Cristina, following Schaun I recomend you use just unique word for apply stemcompletion. I mean, it is easy for your PC do completion in your unique words them do the completition in all your corpus (with all repetitions).
First of all, take the unique words from your corpus. For exemplo:
unique$text <- unique(budget)
Them, you can get the unique words from your original text
unique_budget.orig <- unique(budget.orig)
Now, you can apply the stemcomplection for your unieque words
unique$completition <- budget %>% stemCompletion (dictionary= unique_budget.orig)

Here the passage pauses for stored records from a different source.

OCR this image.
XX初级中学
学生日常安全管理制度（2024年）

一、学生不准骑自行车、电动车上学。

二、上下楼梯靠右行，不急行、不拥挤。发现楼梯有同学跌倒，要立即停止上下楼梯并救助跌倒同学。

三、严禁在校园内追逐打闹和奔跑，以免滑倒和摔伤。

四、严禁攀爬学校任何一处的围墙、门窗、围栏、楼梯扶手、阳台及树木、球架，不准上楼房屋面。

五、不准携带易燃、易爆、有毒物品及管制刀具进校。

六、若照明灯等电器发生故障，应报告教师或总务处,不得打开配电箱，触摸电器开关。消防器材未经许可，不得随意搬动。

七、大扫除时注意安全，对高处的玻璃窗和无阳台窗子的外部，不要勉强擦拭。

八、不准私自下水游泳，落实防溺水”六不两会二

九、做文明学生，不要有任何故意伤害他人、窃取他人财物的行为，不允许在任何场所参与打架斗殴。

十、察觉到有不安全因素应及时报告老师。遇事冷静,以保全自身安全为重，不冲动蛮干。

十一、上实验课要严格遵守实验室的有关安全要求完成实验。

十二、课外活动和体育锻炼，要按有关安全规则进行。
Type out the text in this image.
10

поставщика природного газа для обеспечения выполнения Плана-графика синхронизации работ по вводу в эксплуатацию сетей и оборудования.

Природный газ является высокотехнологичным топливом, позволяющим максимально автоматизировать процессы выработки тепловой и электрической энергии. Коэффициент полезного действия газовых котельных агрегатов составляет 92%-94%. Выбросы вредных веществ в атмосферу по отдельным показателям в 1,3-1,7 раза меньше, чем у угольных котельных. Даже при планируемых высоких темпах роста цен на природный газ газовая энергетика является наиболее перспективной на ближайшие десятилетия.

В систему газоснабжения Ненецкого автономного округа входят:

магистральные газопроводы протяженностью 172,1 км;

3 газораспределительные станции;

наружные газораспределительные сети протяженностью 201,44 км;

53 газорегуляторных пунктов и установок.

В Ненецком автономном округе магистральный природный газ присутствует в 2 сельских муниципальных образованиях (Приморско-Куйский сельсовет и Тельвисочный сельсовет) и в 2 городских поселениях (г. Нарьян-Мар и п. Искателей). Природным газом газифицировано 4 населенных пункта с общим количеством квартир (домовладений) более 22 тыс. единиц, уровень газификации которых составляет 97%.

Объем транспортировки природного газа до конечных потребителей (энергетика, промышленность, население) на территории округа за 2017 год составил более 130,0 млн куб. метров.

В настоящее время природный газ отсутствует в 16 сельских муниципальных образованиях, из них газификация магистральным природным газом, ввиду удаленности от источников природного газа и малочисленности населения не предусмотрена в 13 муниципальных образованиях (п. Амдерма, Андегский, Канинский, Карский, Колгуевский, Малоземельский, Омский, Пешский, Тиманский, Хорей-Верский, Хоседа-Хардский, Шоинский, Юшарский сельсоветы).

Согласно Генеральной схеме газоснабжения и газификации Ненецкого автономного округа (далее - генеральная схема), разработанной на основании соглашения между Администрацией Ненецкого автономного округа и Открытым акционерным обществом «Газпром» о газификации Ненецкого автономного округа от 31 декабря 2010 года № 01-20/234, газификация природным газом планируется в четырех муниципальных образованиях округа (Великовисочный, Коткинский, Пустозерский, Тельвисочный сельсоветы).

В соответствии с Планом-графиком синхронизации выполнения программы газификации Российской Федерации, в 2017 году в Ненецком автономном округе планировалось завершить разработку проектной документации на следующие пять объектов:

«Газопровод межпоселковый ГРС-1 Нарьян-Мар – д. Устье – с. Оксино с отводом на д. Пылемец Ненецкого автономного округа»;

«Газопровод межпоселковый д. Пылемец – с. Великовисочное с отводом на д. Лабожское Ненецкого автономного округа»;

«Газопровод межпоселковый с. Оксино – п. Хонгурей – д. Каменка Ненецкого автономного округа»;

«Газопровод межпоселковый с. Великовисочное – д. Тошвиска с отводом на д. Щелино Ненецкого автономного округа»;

Now you have an object with all words from your corpus and their completion. you just have to apply a join between your corpus and the object unique. Be sure both objects have the same variable name for words without the completition: this gonne be the key.
This gonna reduce the number of operation your PC have to do.
In R, how can I produce all the permutation of a group, but in this group there are some repetitive elements.
Example :
A = {1,1,2,2,3}
solution :
1,1,2,2,3
1,1,2,3,2
1,1,3,2,2
1,2,1,2,3
1,2,2,1,3
1,2,2,3,1
.
.
using the gtools package,
library(gtools)
x <- c(1,1,2,2,3)
permutations(5, 5, x, set = FALSE)
Just use the combinat package:
A = c(1,1,2,2,3)
library(combinat)
permn(A)
If you want to do it with built-in R:
permute <- function(vec,n=length(vec)) {
permute.index <- sample.int(length(vec),n)
return(vec[permute.index])
}
permute(A)
Using the permute package:
x <- c(1,1,2,2,3)
require(permute)
allPerms(x, observed = TRUE)
I have done extensive research on combination and permutation. This result which I have found is written on a book Known as Junction (an art of counting combination and permutation. To view my site then log on to https://sites.google.com/site/junctionslpresentation/home
I have also have solution for your question. I have also found to order a multiple object permutation. This multiple object permutation I call it (CON of MSNO) which means Combination Order Number of Multiple Same Number of Objects.
To view this method of ordering then go to the site https://sites.google.com/site/junctionslpresentation/proof-for-advance-permutation
at the bottom of this site I have attached some word documents. Your required solution is written on the word document 12 Proof (CON of MSNO) and 13 Proof (Converse of CON of MSNO). Download this word document for the proper view of the written matters.